Rights of indigenous women and children must come first

The Age: May 26th 2006


By Larissa Behrendt

THERE is much evidence to support the assertion that stereotypes of Aboriginal women as bad mothers and promiscuous women exacerbate their treatment in court. The reliance by perpetrators of sexual violence on what has been termed a "customary law" defence has raised arguments from the bar table, accepted by the bench, that rape in Aboriginal culture is not treated as seriously as it is in Western culture.

In December last year, the Northern Territory Court of Criminal Appeal increased the sentence of an Aboriginal elder who had raped a 14-year-old Aboriginal girl. During the trial the defence had argued that the man had not been aware of the fact that it was against the laws of the NT to rape a woman, and instead the judge had decided that the man had honestly believed that he was entitled, under customary law, to take her as a wife and to sodomise her. He had given a one-month prison sentence in the first instance and this was increased to three years and 11 months, with 18 months minimum to serve, by the appeal.

This is not the first time that a trial judge has shown leniency to criminal behaviour against Aboriginal women by giving more weight to the "customary law defence" of older men than to the rights of the young girl who has been violated.
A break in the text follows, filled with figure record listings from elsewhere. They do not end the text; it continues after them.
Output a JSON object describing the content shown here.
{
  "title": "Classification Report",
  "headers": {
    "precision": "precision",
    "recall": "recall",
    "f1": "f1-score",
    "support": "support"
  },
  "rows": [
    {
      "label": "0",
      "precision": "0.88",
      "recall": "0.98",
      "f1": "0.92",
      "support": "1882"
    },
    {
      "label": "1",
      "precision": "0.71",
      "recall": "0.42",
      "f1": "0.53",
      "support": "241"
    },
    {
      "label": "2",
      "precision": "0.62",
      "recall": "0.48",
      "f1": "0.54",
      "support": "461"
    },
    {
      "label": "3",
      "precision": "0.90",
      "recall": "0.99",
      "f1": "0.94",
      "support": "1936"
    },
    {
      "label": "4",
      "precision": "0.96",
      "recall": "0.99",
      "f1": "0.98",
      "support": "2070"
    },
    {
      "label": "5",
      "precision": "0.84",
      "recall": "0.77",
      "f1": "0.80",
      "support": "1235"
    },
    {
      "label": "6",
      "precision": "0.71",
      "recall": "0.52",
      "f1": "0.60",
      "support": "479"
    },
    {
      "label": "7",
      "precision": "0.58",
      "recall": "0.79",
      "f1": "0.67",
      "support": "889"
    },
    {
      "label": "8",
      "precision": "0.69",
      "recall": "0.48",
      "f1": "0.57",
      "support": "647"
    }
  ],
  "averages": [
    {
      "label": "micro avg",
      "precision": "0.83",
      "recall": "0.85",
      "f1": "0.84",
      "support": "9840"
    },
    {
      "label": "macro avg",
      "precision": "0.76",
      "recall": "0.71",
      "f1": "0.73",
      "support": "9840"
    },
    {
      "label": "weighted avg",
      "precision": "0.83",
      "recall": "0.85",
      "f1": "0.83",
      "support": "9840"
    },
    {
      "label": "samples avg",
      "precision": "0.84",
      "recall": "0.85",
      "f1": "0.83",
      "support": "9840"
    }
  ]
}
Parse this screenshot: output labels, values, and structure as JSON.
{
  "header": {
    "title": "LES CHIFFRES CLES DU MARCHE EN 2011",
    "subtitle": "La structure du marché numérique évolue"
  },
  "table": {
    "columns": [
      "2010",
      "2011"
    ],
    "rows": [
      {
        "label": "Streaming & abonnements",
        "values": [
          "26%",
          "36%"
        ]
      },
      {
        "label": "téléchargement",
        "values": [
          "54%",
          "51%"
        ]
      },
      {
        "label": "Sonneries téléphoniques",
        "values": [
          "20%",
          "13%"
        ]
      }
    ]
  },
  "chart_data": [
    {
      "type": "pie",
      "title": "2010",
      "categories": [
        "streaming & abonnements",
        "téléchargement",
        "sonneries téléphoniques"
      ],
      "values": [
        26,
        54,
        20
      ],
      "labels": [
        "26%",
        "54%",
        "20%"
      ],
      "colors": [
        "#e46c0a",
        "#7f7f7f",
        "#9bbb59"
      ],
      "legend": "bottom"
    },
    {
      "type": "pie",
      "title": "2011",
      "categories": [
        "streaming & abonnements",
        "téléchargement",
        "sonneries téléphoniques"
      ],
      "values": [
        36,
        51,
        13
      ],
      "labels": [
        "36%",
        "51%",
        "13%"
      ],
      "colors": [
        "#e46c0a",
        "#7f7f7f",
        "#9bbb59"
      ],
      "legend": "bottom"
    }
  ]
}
It should be stressed that in other cases, Aboriginal women have strongly contested the misogynistic views put forward by defence lawyers — and happily accepted by magistrates and judges — and instead, these women assert that under our traditional cultural values, Aboriginal women are treated with respect, crimes of sexual assault are treated with great severity and that it is only since the sexism of the colonising culture was imposed on us that Aboriginal women were treated as inferior.

Colonial notions that Aboriginal women are "easy sexual sport" have also contributed to the perception that incidents of sexual assault are the fault of Aboriginal women. The result of these messages to Aboriginal women by their contact with the criminal justice system would only reinforce any sense of worthlessness and lack of respect that sexual assault and abuse have scarred them with.

The statistics that link sexual abuse with drug abuse also relate to low socio-economic living standards. It is for these reasons that much careful analysis should be given to the recommendations of the royal commission on Aboriginal deaths in custody. The report noted that the overrepresentation of Aboriginal people in custody was because indigenous people would be convicted and given custodial sentences for crimes that non-indigenous people would not be charged with — namely, public order offences such as drunken behaviour or offensive language. In these circumstances, it was recommended that alternatives to imprisonment be explored.

Nowhere in the royal commission report was there a recommendation that offences of a serious nature should not be given serious punishment and it is with much concern that we see a general trend to try to avoid or lessen custodial sentences for any crime where the offender is indigenous.

In matters of sexual assault, it sends the wrong message to not impose harsh sentences for offenders, especially those who prey on children. These serious offenders were not the prison population that was to be targeted in reducing the overrepresentation of indigenous people.

I am a Eualeyai and Kamillaroi woman. My nation is matrilineal and our creation spirit is female. As a child, I attended political meetings with my father and watched as the men postulated and shouted and then, in the end, the women would have the final say. I look at women whom I have grown up admiring, such as Marcia Langton, Pat Anderson, Roberta Sykes, Mum Shirl and Norma Ingram, and I did not see victims or submissiveness. I saw women who understood that they are the backbone of our communities and I grew up respecting them and I feel that this was a strong cultural value imbued in me.

I was shocked as I began my professional career working in indigenous affairs to see the level of sexism that pervades Aboriginal politics and it only increased my admiration of the strong Aboriginal women who lead our indigenous communities who continue to insist that mistreatment of women is not acceptable under any circumstances.

At the same political meetings, I heard a lot about our rights. I grew up understanding that we have a right to our sovereignty, our self-determination, access to health, access to education and freedom from racial discrimination.

We often claim that we have a whole range of rights that are not recognised and protected by the Australian legal system. For this reason, it makes no sense that we claim all of these rights that are long recognised as inherent in every human being, only to ignore them when that human being is a young girl exposed to great physical, mental and emotional danger. There is no reason our cultural values cannot conform to respect basic international human rights laws, and they should and must.

And if it is a matter of balancing the cultural rights of an old man to take a child bride against a child's right to be free from physical, sexual, mental and emotional abuse, I think the latter has to win, every time. If we are to ensure the continuation of our nations and our cultures, we need to make sure that the rights of our children are protected first and foremost. Our elders should know better.

Giving light sentences to perpetrators of sexual and physical violence against children not only gives comfort to the criminals that their behaviour will be protected by the white legal system, it sends a terrible message to our young people of how little that system — and their own people — value them. Hiding behind "traditional culture" to justify the actions is an insult to the victim. The NT court was right to increase the punishment to better suit the the crime.

Larissa Behrendt is professor of law and director of research at the Jumbunna Indigenous House of Learning, University of Technology, Sydney. This is an edited extract of her Alice Tay Memorial Lecture, delivered last week at the Australian National University, Canberra.